The US Federal Trade Commission has fined the insolvent cryptocurrency lender Celsius Network $4.7 billion.
The statement made on July 13 states that Celsius and its affiliated businesses will be prohibited from always “offering, marketing, or promoting any product or service that could be used to deposit, exchange, invest, or withdraw any assets.”
The company’s headquarters in New Jersey offered customers a range of cryptocurrency goods and services, including interest-bearing accounts, personal loans backed by customers’ Bitcoin deposits, and a cryptocurrency exchange.
The FTC said in its lawsuit that platform co-founders Alex Mashinsky, Shlomi Leon, and Hanoch Goldstein misappropriated more than $4 billion in consumer assets while marketing the platform as a “safe place” for users to deposit their cryptocurrencies.

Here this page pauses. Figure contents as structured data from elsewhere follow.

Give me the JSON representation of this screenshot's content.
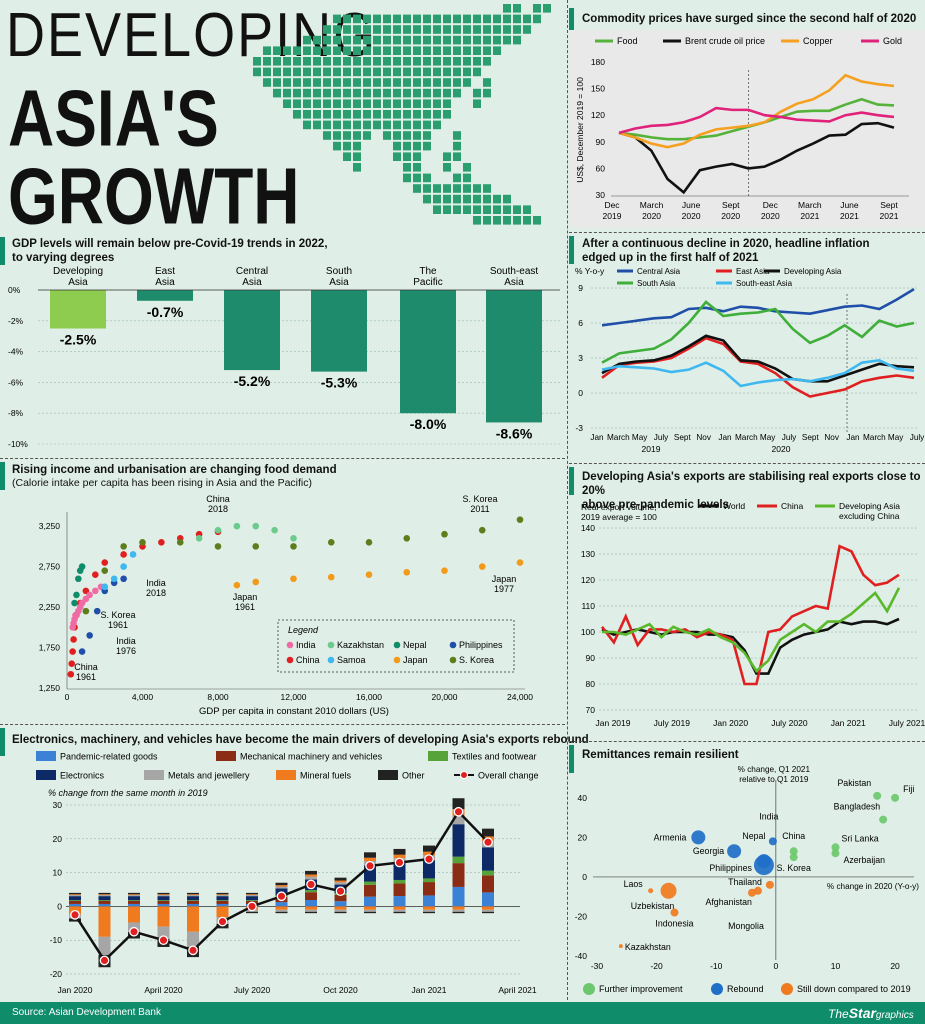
{
  "header": {
    "title_line1": "DEVELOPING",
    "title_line2": "ASIA'S",
    "title_line3": "GROWTH"
  },
  "colors": {
    "accent": "#0f8c6a",
    "map": "#2a9e6e",
    "dev_asia_bar": "#8dcc4f",
    "region_bar": "#1e8c6c"
  },
  "gdp": {
    "title": "GDP levels will remain below pre-Covid-19 trends in 2022,",
    "title2": "to varying degrees",
    "y_ticks": [
      "0%",
      "-2%",
      "-4%",
      "-6%",
      "-8%",
      "-10%"
    ],
    "chart_data": {
      "type": "bar",
      "categories": [
        "Developing Asia",
        "East Asia",
        "Central Asia",
        "South Asia",
        "The Pacific",
        "South-east Asia"
      ],
      "labels": [
        [
          "Developing",
          "Asia"
        ],
        [
          "East",
          "Asia"
        ],
        [
          "Central",
          "Asia"
        ],
        [
          "South",
          "Asia"
        ],
        [
          "The",
          "Pacific"
        ],
        [
          "South-east",
          "Asia"
        ]
      ],
      "values": [
        -2.5,
        -0.7,
        -5.2,
        -5.3,
        -8.0,
        -8.6
      ],
      "value_labels": [
        "-2.5%",
        "-0.7%",
        "-5.2%",
        "-5.3%",
        "-8.0%",
        "-8.6%"
      ],
      "ylim": [
        -10,
        0
      ]
    }
  },
  "food": {
    "title": "Rising income and urbanisation are changing food demand",
    "subtitle": "(Calorie intake per capita has been rising in Asia and the Pacific)",
    "xlabel": "GDP per capita in constant 2010 dollars (US)",
    "x_ticks": [
      "0",
      "4,000",
      "8,000",
      "12,000",
      "16,000",
      "20,000",
      "24,000"
    ],
    "y_ticks": [
      "1,250",
      "1,750",
      "2,250",
      "2,750",
      "3,250"
    ],
    "legend_title": "Legend",
    "legend": [
      {
        "name": "India",
        "color": "#f06ba4"
      },
      {
        "name": "Kazakhstan",
        "color": "#6ccb8c"
      },
      {
        "name": "Nepal",
        "color": "#0f8c6a"
      },
      {
        "name": "Philippines",
        "color": "#1f4fa8"
      },
      {
        "name": "China",
        "color": "#e02020"
      },
      {
        "name": "Samoa",
        "color": "#3fb8f0"
      },
      {
        "name": "Japan",
        "color": "#f29a1a"
      },
      {
        "name": "S. Korea",
        "color": "#5e7d1c"
      }
    ],
    "annotations": [
      {
        "text": "China\n2018"
      },
      {
        "text": "S. Korea\n2011"
      },
      {
        "text": "India\n2018"
      },
      {
        "text": "S. Korea\n1961"
      },
      {
        "text": "India\n1976"
      },
      {
        "text": "China\n1961"
      },
      {
        "text": "Japan\n1961"
      },
      {
        "text": "Japan\n1977"
      }
    ],
    "chart_data": {
      "type": "scatter",
      "xlabel": "GDP per capita in constant 2010 dollars (US)",
      "xlim": [
        0,
        24000
      ],
      "ylim": [
        1250,
        3400
      ],
      "series": [
        {
          "name": "China",
          "x": [
            200,
            250,
            300,
            350,
            400,
            500,
            700,
            1000,
            1500,
            2000,
            3000,
            4000,
            5000,
            6000,
            7000,
            8000
          ],
          "y": [
            1420,
            1550,
            1700,
            1850,
            2000,
            2150,
            2300,
            2450,
            2650,
            2800,
            2900,
            3000,
            3050,
            3100,
            3150,
            3180
          ]
        },
        {
          "name": "India",
          "x": [
            300,
            350,
            400,
            450,
            500,
            600,
            700,
            800,
            1000,
            1200,
            1500,
            1800,
            2000
          ],
          "y": [
            2000,
            2050,
            2100,
            2150,
            2150,
            2200,
            2250,
            2300,
            2350,
            2400,
            2450,
            2500,
            2500
          ]
        },
        {
          "name": "S. Korea",
          "x": [
            1000,
            2000,
            3000,
            4000,
            6000,
            8000,
            10000,
            12000,
            14000,
            16000,
            18000,
            20000,
            22000,
            24000
          ],
          "y": [
            2200,
            2700,
            3000,
            3050,
            3050,
            3000,
            3000,
            3000,
            3050,
            3050,
            3100,
            3150,
            3200,
            3330
          ]
        },
        {
          "name": "Kazakhstan",
          "x": [
            7000,
            8000,
            9000,
            10000,
            11000,
            12000
          ],
          "y": [
            3100,
            3200,
            3250,
            3250,
            3200,
            3100
          ]
        },
        {
          "name": "Philippines",
          "x": [
            800,
            1200,
            1600,
            2000,
            2500,
            3000
          ],
          "y": [
            1700,
            1900,
            2200,
            2450,
            2550,
            2600
          ]
        },
        {
          "name": "Samoa",
          "x": [
            2000,
            2500,
            3000,
            3500
          ],
          "y": [
            2500,
            2600,
            2750,
            2900
          ]
        },
        {
          "name": "Nepal",
          "x": [
            400,
            500,
            600,
            700,
            800
          ],
          "y": [
            2300,
            2400,
            2600,
            2700,
            2750
          ]
        },
        {
          "name": "Japan",
          "x": [
            9000,
            10000,
            12000,
            14000,
            16000,
            18000,
            20000,
            22000,
            24000
          ],
          "y": [
            2520,
            2560,
            2600,
            2620,
            2650,
            2680,
            2700,
            2750,
            2800
          ]
        }
      ]
    }
  },
  "exports_drivers": {
    "title": "Electronics, machinery, and vehicles have become the main drivers of developing Asia's exports rebound",
    "legend": [
      {
        "name": "Pandemic-related goods",
        "color": "#3b82d6"
      },
      {
        "name": "Mechanical machinery and vehicles",
        "color": "#8b2d14"
      },
      {
        "name": "Textiles and footwear",
        "color": "#56a33a"
      },
      {
        "name": "Electronics",
        "color": "#0d2a66"
      },
      {
        "name": "Metals and jewellery",
        "color": "#a6a6a6"
      },
      {
        "name": "Mineral fuels",
        "color": "#f07a1e"
      },
      {
        "name": "Other",
        "color": "#222222"
      },
      {
        "name": "Overall change",
        "color": "#e02020"
      }
    ],
    "ylabel": "% change from the same month in 2019",
    "y_ticks": [
      "30",
      "20",
      "10",
      "0",
      "-10",
      "-20"
    ],
    "x_ticks": [
      "Jan 2020",
      "April 2020",
      "July 2020",
      "Oct 2020",
      "Jan 2021",
      "April 2021"
    ],
    "chart_data": {
      "type": "bar",
      "ylim": [
        -20,
        30
      ],
      "x": [
        "Jan 2020",
        "Feb 2020",
        "Mar 2020",
        "Apr 2020",
        "May 2020",
        "Jun 2020",
        "Jul 2020",
        "Aug 2020",
        "Sep 2020",
        "Oct 2020",
        "Nov 2020",
        "Dec 2020",
        "Jan 2021",
        "Feb 2021",
        "Mar 2021"
      ],
      "overall": [
        -2.5,
        -16,
        -7.5,
        -10,
        -13,
        -4.5,
        0,
        3,
        6.5,
        4.5,
        12,
        13,
        14,
        28,
        19
      ]
    }
  },
  "commodity": {
    "title": "Commodity prices have surged since the second half of 2020",
    "ylabel": "US$, December 2019 = 100",
    "y_ticks": [
      "180",
      "150",
      "120",
      "90",
      "60",
      "30"
    ],
    "x_ticks": [
      [
        "Dec",
        "2019"
      ],
      [
        "March",
        "2020"
      ],
      [
        "June",
        "2020"
      ],
      [
        "Sept",
        "2020"
      ],
      [
        "Dec",
        "2020"
      ],
      [
        "March",
        "2021"
      ],
      [
        "June",
        "2021"
      ],
      [
        "Sept",
        "2021"
      ]
    ],
    "chart_data": {
      "type": "line",
      "ylim": [
        30,
        180
      ],
      "series": [
        {
          "name": "Food",
          "color": "#56b33a",
          "values": [
            100,
            98,
            95,
            93,
            93,
            95,
            97,
            102,
            107,
            112,
            118,
            124,
            125,
            125,
            132,
            138,
            132,
            131
          ]
        },
        {
          "name": "Brent crude oil price",
          "color": "#111111",
          "values": [
            100,
            95,
            80,
            48,
            33,
            58,
            62,
            65,
            60,
            62,
            70,
            80,
            88,
            97,
            98,
            110,
            111,
            106
          ]
        },
        {
          "name": "Copper",
          "color": "#f5a020",
          "values": [
            100,
            95,
            88,
            84,
            88,
            98,
            104,
            106,
            108,
            112,
            124,
            133,
            138,
            148,
            165,
            158,
            155,
            153
          ]
        },
        {
          "name": "Gold",
          "color": "#e0227a",
          "values": [
            100,
            105,
            108,
            109,
            112,
            118,
            128,
            126,
            126,
            120,
            118,
            115,
            114,
            113,
            120,
            123,
            120,
            118
          ]
        }
      ]
    }
  },
  "inflation": {
    "title": "After a continuous decline in 2020, headline inflation",
    "title2": "edged up in the first half of 2021",
    "ylabel": "% Y-o-y",
    "y_ticks": [
      "9",
      "6",
      "3",
      "0",
      "-3"
    ],
    "x_ticks": [
      "Jan",
      "March",
      "May",
      "July",
      "Sept",
      "Nov",
      "Jan",
      "March",
      "May",
      "July",
      "Sept",
      "Nov",
      "Jan",
      "March",
      "May",
      "July"
    ],
    "year_labels": [
      "2019",
      "2020"
    ],
    "chart_data": {
      "type": "line",
      "ylim": [
        -3,
        9
      ],
      "series": [
        {
          "name": "Central Asia",
          "color": "#1f4fa8",
          "values": [
            5.8,
            6.0,
            6.2,
            6.4,
            6.5,
            7.2,
            7.3,
            7.0,
            7.4,
            7.3,
            7.0,
            6.9,
            6.8,
            7.1,
            7.4,
            7.5,
            7.2,
            8.0,
            8.9
          ]
        },
        {
          "name": "East Asia",
          "color": "#e02020",
          "values": [
            1.3,
            2.4,
            2.6,
            2.7,
            3.0,
            3.8,
            4.7,
            4.2,
            2.7,
            2.5,
            1.7,
            0.5,
            -0.3,
            0.0,
            0.3,
            1.0,
            1.3,
            1.5,
            1.3
          ]
        },
        {
          "name": "Developing Asia",
          "color": "#111111",
          "values": [
            1.7,
            2.5,
            2.7,
            2.8,
            3.2,
            4.0,
            4.9,
            4.5,
            2.8,
            2.7,
            2.1,
            1.2,
            1.0,
            1.0,
            1.5,
            2.0,
            2.5,
            2.3,
            2.2
          ]
        },
        {
          "name": "South Asia",
          "color": "#3fae3a",
          "values": [
            2.6,
            3.4,
            3.6,
            3.8,
            4.6,
            6.0,
            7.8,
            6.6,
            6.8,
            6.9,
            7.2,
            5.5,
            4.3,
            4.9,
            5.8,
            4.8,
            6.2,
            5.7,
            6.0
          ]
        },
        {
          "name": "South-east Asia",
          "color": "#3fb8f0",
          "values": [
            2.0,
            2.3,
            2.2,
            2.1,
            1.8,
            2.0,
            2.6,
            1.9,
            0.6,
            0.9,
            1.1,
            1.2,
            1.0,
            1.3,
            1.7,
            2.6,
            2.8,
            2.1,
            1.9
          ]
        }
      ]
    }
  },
  "real_exports": {
    "title": "Developing Asia's exports are stabilising real exports close to 20%",
    "title2": "above pre-pandemic levels",
    "ylabel_line1": "Real export volume,",
    "ylabel_line2": "2019 average = 100",
    "y_ticks": [
      "140",
      "130",
      "120",
      "110",
      "100",
      "90",
      "80",
      "70"
    ],
    "x_ticks": [
      "Jan 2019",
      "July 2019",
      "Jan 2020",
      "July 2020",
      "Jan 2021",
      "July 2021"
    ],
    "chart_data": {
      "type": "line",
      "ylim": [
        70,
        140
      ],
      "series": [
        {
          "name": "World",
          "color": "#111111",
          "values": [
            101,
            99,
            100,
            101,
            100,
            99,
            100,
            100,
            100,
            99,
            99,
            98,
            93,
            84,
            84,
            94,
            97,
            99,
            100,
            101,
            104,
            103,
            104,
            104,
            103,
            105
          ]
        },
        {
          "name": "China",
          "color": "#e02020",
          "values": [
            102,
            96,
            106,
            95,
            101,
            101,
            100,
            101,
            98,
            100,
            99,
            97,
            80,
            80,
            100,
            101,
            106,
            108,
            110,
            109,
            133,
            131,
            122,
            118,
            119,
            122
          ]
        },
        {
          "name": "Developing Asia excluding China",
          "color": "#5ab82a",
          "values": [
            100,
            100,
            99,
            101,
            103,
            98,
            102,
            100,
            99,
            101,
            98,
            96,
            92,
            85,
            89,
            97,
            100,
            103,
            100,
            104,
            104,
            107,
            111,
            115,
            108,
            117
          ]
        }
      ]
    }
  },
  "remittances": {
    "title": "Remittances remain resilient",
    "ylabel_line1": "% change, Q1 2021",
    "ylabel_line2": "relative to Q1 2019",
    "xlabel": "% change in 2020 (Y-o-y)",
    "y_ticks": [
      "40",
      "20",
      "0",
      "-20",
      "-40"
    ],
    "x_ticks": [
      "-30",
      "-20",
      "-10",
      "0",
      "10",
      "20"
    ],
    "legend": [
      {
        "name": "Further improvement",
        "color": "#6cc86c"
      },
      {
        "name": "Rebound",
        "color": "#1f6fc8"
      },
      {
        "name": "Still down compared to 2019",
        "color": "#f07a1e"
      }
    ],
    "chart_data": {
      "type": "scatter",
      "xlim": [
        -30,
        22
      ],
      "ylim": [
        -42,
        48
      ],
      "points": [
        {
          "label": "Pakistan",
          "x": 17,
          "y": 41,
          "group": "Further improvement"
        },
        {
          "label": "Fiji",
          "x": 20,
          "y": 40,
          "group": "Further improvement"
        },
        {
          "label": "Bangladesh",
          "x": 18,
          "y": 29,
          "group": "Further improvement"
        },
        {
          "label": "Sri Lanka",
          "x": 10,
          "y": 15,
          "group": "Further improvement"
        },
        {
          "label": "Azerbaijan",
          "x": 10,
          "y": 12,
          "group": "Further improvement"
        },
        {
          "label": "S. Korea",
          "x": 3,
          "y": 10,
          "group": "Further improvement"
        },
        {
          "label": "China",
          "x": 3,
          "y": 13,
          "group": "Further improvement"
        },
        {
          "label": "India",
          "x": -0.5,
          "y": 18,
          "group": "Rebound"
        },
        {
          "label": "Nepal",
          "x": -2,
          "y": 8,
          "group": "Rebound"
        },
        {
          "label": "Armenia",
          "x": -13,
          "y": 20,
          "group": "Rebound"
        },
        {
          "label": "Georgia",
          "x": -7,
          "y": 13,
          "group": "Rebound"
        },
        {
          "label": "Philippines",
          "x": -2,
          "y": 6,
          "group": "Rebound"
        },
        {
          "label": "Laos",
          "x": -21,
          "y": -7,
          "group": "Still down compared to 2019"
        },
        {
          "label": "Uzbekistan",
          "x": -18,
          "y": -7,
          "group": "Still down compared to 2019"
        },
        {
          "label": "Indonesia",
          "x": -17,
          "y": -18,
          "group": "Still down compared to 2019"
        },
        {
          "label": "Thailand",
          "x": -1,
          "y": -4,
          "group": "Still down compared to 2019"
        },
        {
          "label": "Afghanistan",
          "x": -3,
          "y": -7,
          "group": "Still down compared to 2019"
        },
        {
          "label": "Mongolia",
          "x": -4,
          "y": -8,
          "group": "Still down compared to 2019"
        },
        {
          "label": "Kazakhstan",
          "x": -26,
          "y": -35,
          "group": "Still down compared to 2019"
        }
      ]
    }
  },
  "footer": {
    "source": "Source: Asian Development Bank",
    "brand_the": "The",
    "brand_star": "Star",
    "brand_graphics": "graphics"
  }
}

The action against the co-founders will go to federal court because they refused to sign an FTC settlement agreement. The FTC also charged Celsius with making unsecured loans totaling $1.2 billion, lying about having a user insurance coverage worth $75 million, and not having any way to track its assets and liabilities until late 2021.
According to the FTC, officials reportedly lied about the state of the company even as the 2022 cryptocurrency bear market was beginning:
“While lying to their customers to keep them from withdrawing their cryptocurrency deposits, Leon, Goldstein, and Mashinsky protected themselves by withdrawing significant sums of cryptocurrency from Celsius two months before the company filed for bankruptcy. Consumers subsequently lost access to their life savings, college funds, and money saved for retirement.”
The Commodity Futures Trading Commission and the U.S. Securities and Exchange Commission filed cases against Celsius the same day. Mashinsky was arrested after being indicted by the US Department of Justice on seven fraud-related offenses simultaneously. In July of last year, Celsius previously declared bankruptcy.